Limit theorems for anisotropic functionals of stationary Gaussian fields with Gneiting covariance function

TL;DR

This paper establishes limit theorems for non-linear functionals of stationary Gaussian fields with Gneiting covariance, revealing conditions for Gaussian or non-Gaussian limits in anisotropic, long-range dependent settings.

Contribution

It provides the first comprehensive analysis of limit distributions for anisotropic Gaussian fields with Gneiting covariance, including explicit conditions and structural insights.

Findings

Identifies regimes for Gaussian and Rosenblatt limit distributions

Shows asymptotic separability of Gneiting covariances in cumulant sense

Extends limit theorems to non-separable, long-range dependent spatiotemporal models

Abstract

We study non-linear additive functionals of stationary Gaussian fields over anisotropically growing domains in $\mathbb{R}^d$, including spatiotemporal settings, and establish Gaussian and non-Gaussian limit theorems under non-separable covariance structures.

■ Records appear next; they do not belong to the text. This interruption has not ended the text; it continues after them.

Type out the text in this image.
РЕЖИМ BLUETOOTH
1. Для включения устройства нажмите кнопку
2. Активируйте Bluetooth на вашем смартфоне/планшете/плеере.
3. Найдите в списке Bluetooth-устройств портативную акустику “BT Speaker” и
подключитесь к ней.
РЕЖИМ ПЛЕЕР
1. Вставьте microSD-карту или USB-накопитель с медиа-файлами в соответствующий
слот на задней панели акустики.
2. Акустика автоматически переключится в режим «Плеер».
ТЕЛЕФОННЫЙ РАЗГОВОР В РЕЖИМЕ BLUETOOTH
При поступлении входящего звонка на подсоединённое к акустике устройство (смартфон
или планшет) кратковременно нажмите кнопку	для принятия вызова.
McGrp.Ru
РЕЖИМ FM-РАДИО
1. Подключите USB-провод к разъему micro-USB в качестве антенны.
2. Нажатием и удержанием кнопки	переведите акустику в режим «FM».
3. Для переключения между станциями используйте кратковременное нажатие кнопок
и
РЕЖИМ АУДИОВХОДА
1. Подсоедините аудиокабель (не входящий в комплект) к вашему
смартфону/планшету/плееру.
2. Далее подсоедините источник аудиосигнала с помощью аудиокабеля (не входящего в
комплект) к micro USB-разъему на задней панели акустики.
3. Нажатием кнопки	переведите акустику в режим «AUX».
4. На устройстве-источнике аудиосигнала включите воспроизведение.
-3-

We characterize the regimes in which the normalized functionals converge either to a Gaussian distribution or to a $2$-domain Rosenblatt distribution, depending on precise long-range dependence conditions. Our analysis covers covariance functions from the Gneiting class, which provides a canonical family of non-separable spatiotemporal models. A key structural result shows that such covariances are asymptotically separable in a precise cumulant sense, allowing us to identify explicitly the limiting distributions without imposing additional spectral assumptions. These results extend existing spatiotemporal limit theorems beyond separable and short-memory frameworks and provide a unified description of anisotropic long-range dependence phenomena.